In the year 1930 he published his first of the USA trilogy, considered one of the most important of his works. It was only 30 years later that John would be recognized for his significant contribution to the literary field when, in the year 1967, he got invited to Rome to accept the prestigious Antonio Feltrinelli Prize.
In the year 1937, he would return to Spain with Hemingway, however the views that he had on the Communist movement had already started changing, which marked the end of his friendship with Herbert Matthews and Hemingway.
Between 1942 and 1945, he covered American operations in the Pacific, and the post-World War II situation in Berlin, Frankfurt, Vienna, and Munich, working as a journalist and war correspondent.
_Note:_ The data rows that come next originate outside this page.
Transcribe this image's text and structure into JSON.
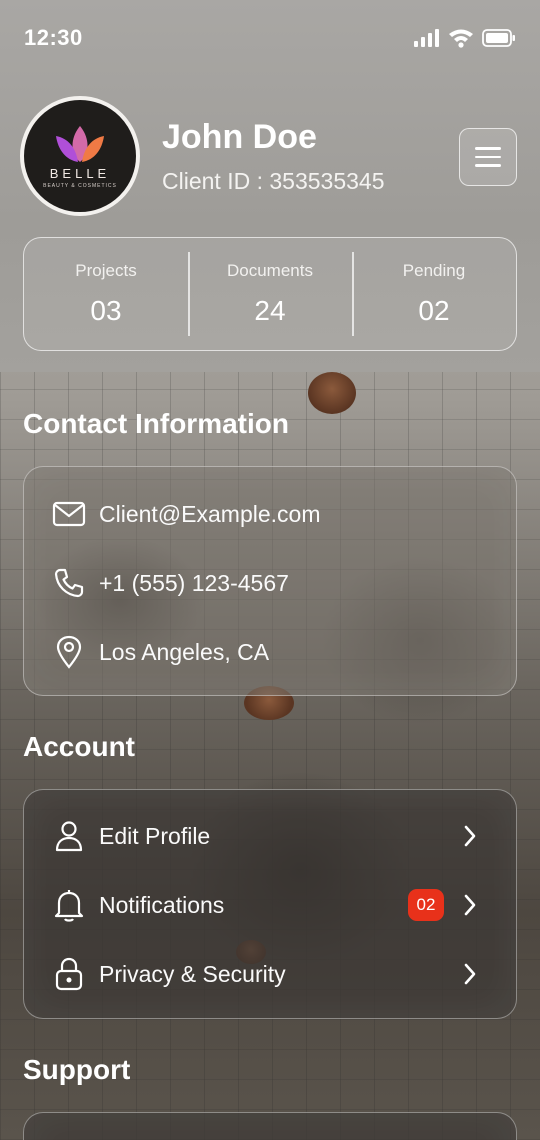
{
  "status_bar": {
    "time": "12:30"
  },
  "profile": {
    "brand_name": "BELLE",
    "brand_tagline": "BEAUTY & COSMETICS",
    "name": "John Doe",
    "client_id": "Client ID : 353535345"
  },
  "stats": [
    {
      "label": "Projects",
      "value": "03"
    },
    {
      "label": "Documents",
      "value": "24"
    },
    {
      "label": "Pending",
      "value": "02"
    }
  ],
  "contact": {
    "title": "Contact Information",
    "email": "Client@Example.com",
    "phone": "+1 (555) 123-4567",
    "location": "Los Angeles, CA"
  },
  "account": {
    "title": "Account",
    "items": [
      {
        "label": "Edit Profile",
        "icon": "user-icon"
      },
      {
        "label": "Notifications",
        "icon": "bell-icon",
        "badge": "02"
      },
      {
        "label": "Privacy & Security",
        "icon": "lock-icon"
      }
    ]
  },
  "support": {
    "title": "Support"
  },
  "colors": {
    "badge": "#e8311a",
    "logo_petal_left": "#b04fd8",
    "logo_petal_right": "#f07a45"
  }
}
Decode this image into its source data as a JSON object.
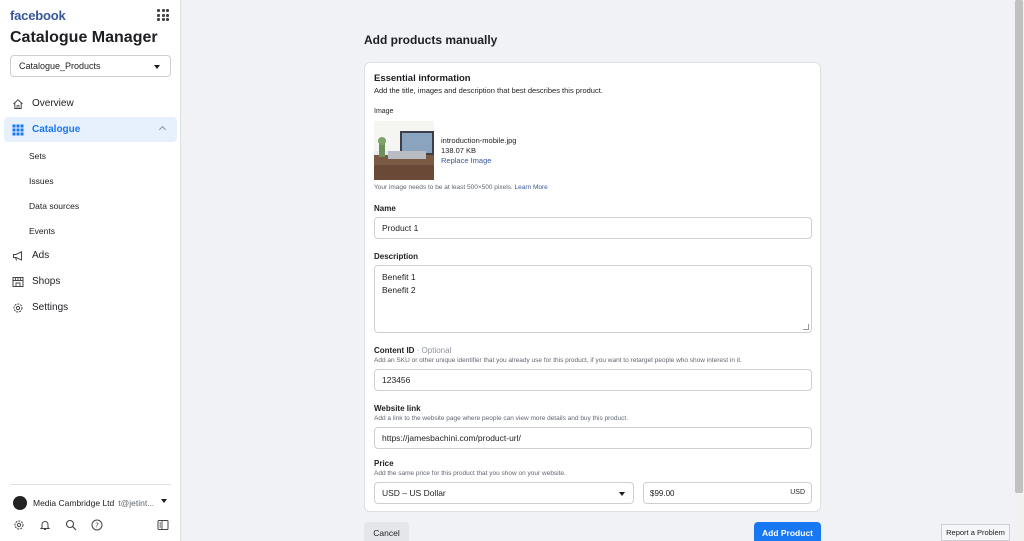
{
  "sidebar": {
    "brand": "facebook",
    "app_title": "Catalogue Manager",
    "catalog_select": "Catalogue_Products",
    "nav": [
      {
        "label": "Overview",
        "icon": "home-icon"
      },
      {
        "label": "Catalogue",
        "icon": "grid-icon",
        "active": true
      },
      {
        "label": "Ads",
        "icon": "megaphone-icon"
      },
      {
        "label": "Shops",
        "icon": "shop-icon"
      },
      {
        "label": "Settings",
        "icon": "gear-icon"
      }
    ],
    "sub_nav": [
      "Sets",
      "Issues",
      "Data sources",
      "Events"
    ],
    "account": {
      "name": "Media Cambridge Ltd",
      "handle": "t@jetint..."
    }
  },
  "main": {
    "title": "Add products manually",
    "essential": {
      "title": "Essential information",
      "subtitle": "Add the title, images and description that best describes this product."
    },
    "image": {
      "label": "Image",
      "file_name": "introduction-mobile.jpg",
      "file_size": "138.07 KB",
      "replace_label": "Replace Image",
      "help": "Your image needs to be at least 500×500 pixels.",
      "learn_more": "Learn More"
    },
    "name": {
      "label": "Name",
      "value": "Product 1"
    },
    "description": {
      "label": "Description",
      "line1": "Benefit 1",
      "line2": "Benefit 2"
    },
    "content_id": {
      "label": "Content ID",
      "optional": "· Optional",
      "help": "Add an SKU or other unique identifier that you already use for this product, if you want to retarget people who show interest in it.",
      "value": "123456"
    },
    "website": {
      "label": "Website link",
      "help": "Add a link to the website page where people can view more details and buy this product.",
      "value": "https://jamesbachini.com/product-url/"
    },
    "price": {
      "label": "Price",
      "help": "Add the same price for this product that you show on your website.",
      "currency": "USD – US Dollar",
      "value": "$99.00",
      "unit": "USD"
    },
    "cancel_label": "Cancel",
    "add_label": "Add Product"
  },
  "report_label": "Report a Problem",
  "colors": {
    "accent": "#1877f2",
    "brand": "#385898",
    "active_bg": "#e7f0fd"
  }
}
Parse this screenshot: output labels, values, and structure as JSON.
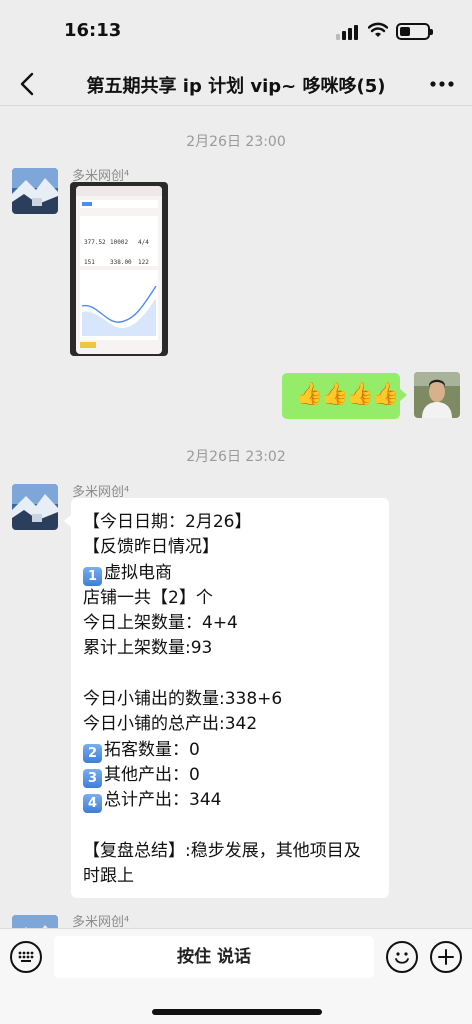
{
  "status_bar": {
    "time": "16:13"
  },
  "nav": {
    "title": "第五期共享 ip 计划 vip~ 哆咪哆(5)"
  },
  "timestamps": [
    "2月26日 23:00",
    "2月26日 23:02"
  ],
  "sender_name": "多米网创⁴",
  "photo_message": {
    "values_row1": [
      "377.52",
      "10002",
      "4/4"
    ],
    "values_row2": [
      "151",
      "338.00",
      "122"
    ]
  },
  "my_message": {
    "text": "👍👍👍👍"
  },
  "report": {
    "lines": [
      "【今日日期：2月26】",
      "【反馈昨日情况】",
      "虚拟电商",
      "店铺一共【2】个",
      "今日上架数量：4+4",
      "累计上架数量:93",
      "",
      "今日小铺出的数量:338+6",
      "今日小铺的总产出:342",
      "拓客数量：0",
      "其他产出：0",
      "总计产出：344",
      "",
      "【复盘总结】:稳步发展，其他项目及",
      "时跟上"
    ],
    "keycaps": [
      "1",
      "2",
      "3",
      "4"
    ]
  },
  "input_bar": {
    "hold_to_talk": "按住 说话"
  }
}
In the year 1947, he was elected to the American Academy of Arts and Letters. Tragedy struck him that same year when a car accident killed Katharine Foster Smith, his wife of eighteen years, and cost John the sight in one of his eyes. The couple didn’t have any kids.
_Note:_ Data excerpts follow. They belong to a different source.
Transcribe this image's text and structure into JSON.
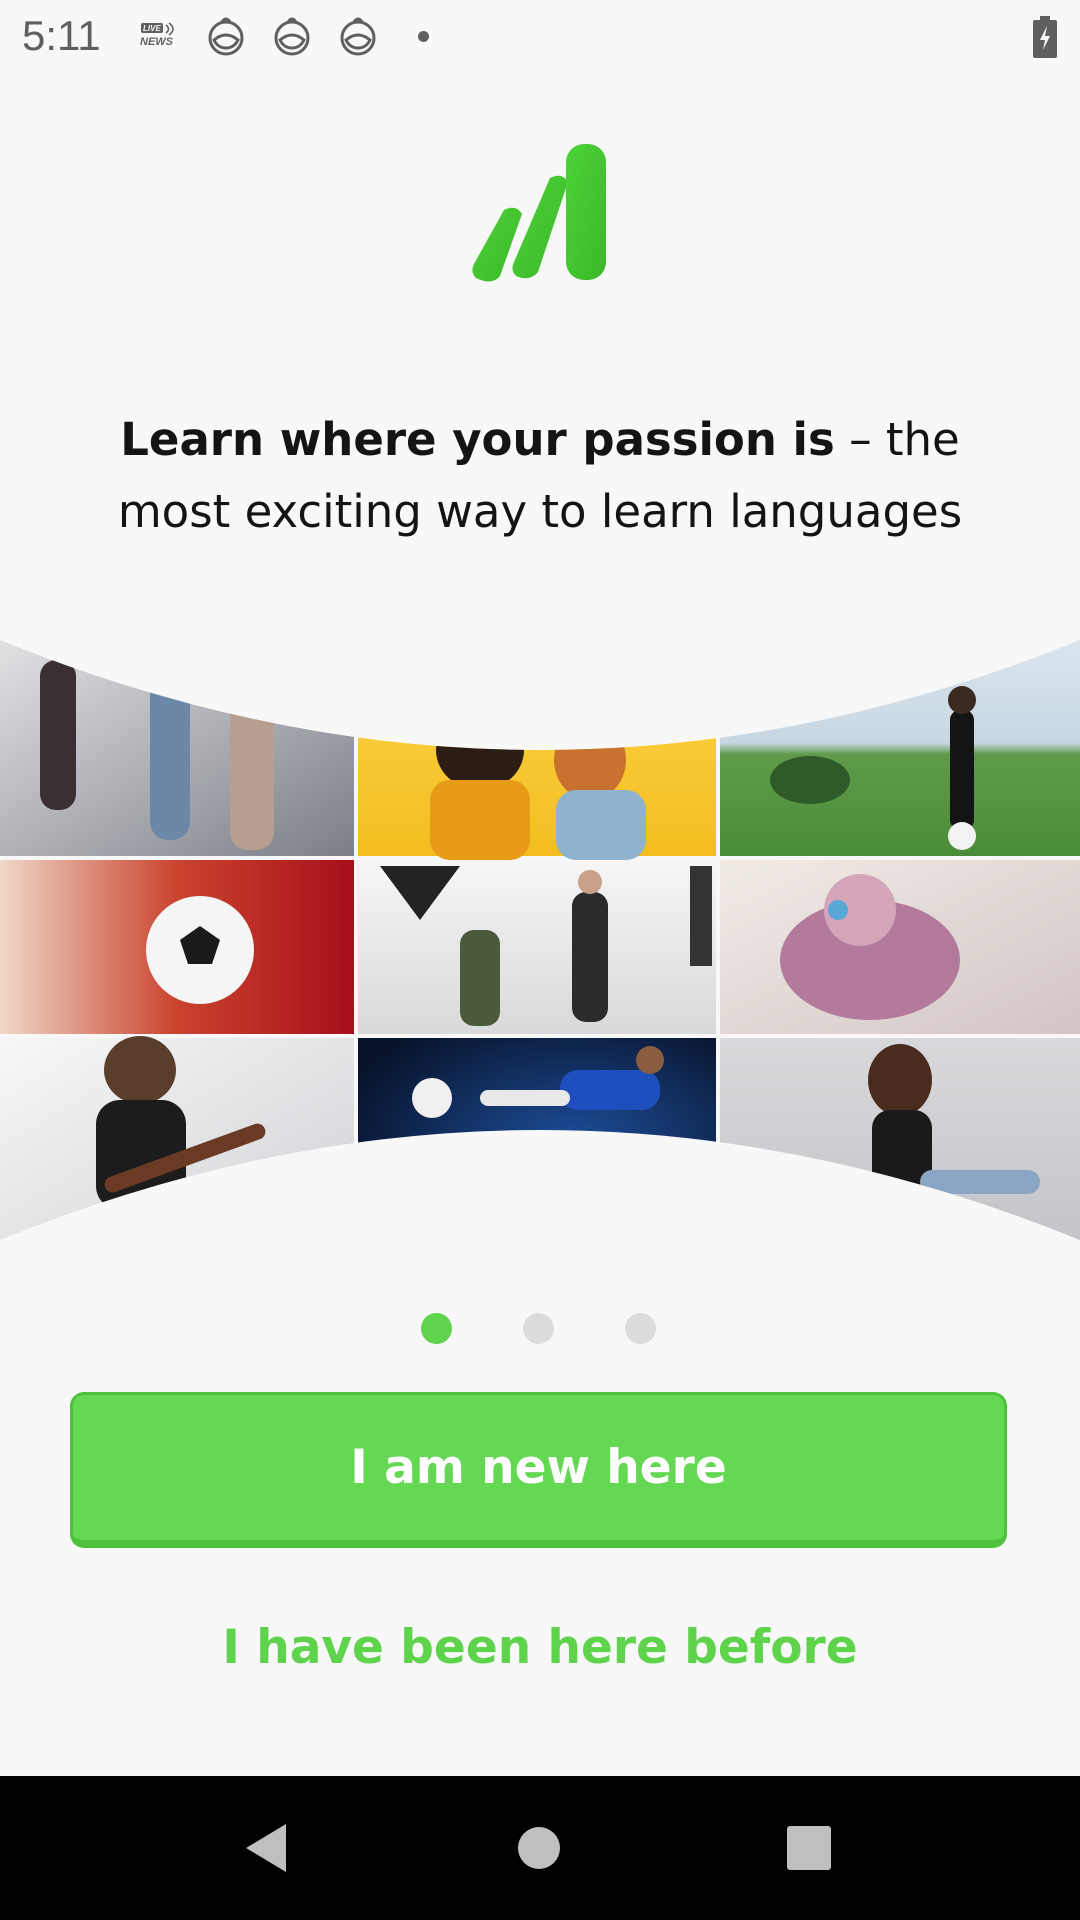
{
  "status_bar": {
    "time": "5:11",
    "live_news_badge": "LIVE NEWS",
    "icons": [
      "live-news-icon",
      "baby-icon",
      "baby-icon",
      "baby-icon",
      "notification-dot-icon",
      "battery-charging-icon"
    ]
  },
  "logo": {
    "name": "bars-logo-icon",
    "color": "#43c22f"
  },
  "headline": {
    "bold": "Learn where your passion is",
    "rest_line1": " – the",
    "rest_line2": "most exciting way to learn languages"
  },
  "collage": {
    "tiles": [
      "Fashion runway models",
      "Two women singing into microphone",
      "Man kicking soccer ball on field",
      "Player holding soccer ball in stadium",
      "Photographer in studio with model",
      "Woman with headphones on bed",
      "Man playing electric guitar",
      "Soccer player kicking ball",
      "Woman sitting on floor"
    ]
  },
  "pager": {
    "pages": 3,
    "current": 1
  },
  "buttons": {
    "new_here": "I am new here",
    "been_here": "I have been here before"
  },
  "colors": {
    "accent": "#64d853",
    "accent_dark": "#4dc23b",
    "link": "#5fd34c",
    "background": "#f8f8f8",
    "text": "#141414"
  },
  "nav_bar": {
    "icons": [
      "back-icon",
      "home-icon",
      "recents-icon"
    ]
  }
}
In the year 1949, he married Elizabeth Hamlyn Holdridge, with whom he had a daughter, named Lucy Hamlin Dos Passos, who was born in 1950.
During the fifties, he contributed to publications like the history magazine American Heritage, for which he wrote essays about the Marquis de Sade, Thomas Jefferson, Aaron Burr, and Robert Morris. He also contributed to the conservative magazine National Review and the libertarian journal The Freeman.
John, over his successful and long career, wrote forty-two novels, along with plays, poems, essays, and created over four hundred pieces of drawings, watercolors, and other artwork. John was considered to be one of the Lost Generation writers. As an artist, he created the cover art for his own books, having been influenced by modernism in 1920s Paris.
He died at the age of 74 on September 28, 1970 in Baltimore, Maryland, and had continued to write up until that point.
“Three Soldiers” is the second stand alone novel and was released in the year 1921. One of the most grimly honest portraits of the Great War. This novel depicts the lives of a trio of army privates: Chrisfield, a farm boy from Indiana. Fuselli, an Italian American store clerk hailing from San Francisco. And Andrews, who is a musically gifted Harvard grad from New York.
This is a gripping exploration of ambition and fear, violence and desertion, rebellion and conformity, and savage and dehumanizing effects that a regimented war machine has on ordinary soldiers.
“The Grand Design” is a stand alone novel that was released in the year 1949. This novel, which is John’s literary response to Franklin D. Roosevelt’s New Deal, critiques the gargantuan growth of bureaucracy in Washington during the Great Depression and World War II. John’s satiric novel conveys his own frustration with federal overreach and the hollow rhetoric which sells it to the people.
While lamenting the death of intelligent, idealistic enterprises at the desks of elitist administrators, he states that war is a time for Caesars. John, after witnessing the Spanish Civil War claim so many well-intentioned men, advises caution for New Dealers in America, saying that there was a lot we had learned, just not enough; there’s more to learn. Today we have to learn to found again in freedom in our own republic.
“The Great Days” is a stand alone novel that was released in the year 1958. In this semi-autobiographical tale, an American called Roland Lancaster has this doomed affair with Elsa, a younger woman, in Cuba during the Second World War. This love story, during its happiest moments, parallels the idyllic life which John Dos Passos had with Katy, his first wife.
The book plots a major concern of the author’s during the fifties: America’s rise to global prominence during World War II, and the loss of power that came in the years that followed peace. In preparation for the novel, John studied James V. Forrestal, the Secretary of Defense from 1947 until 1949.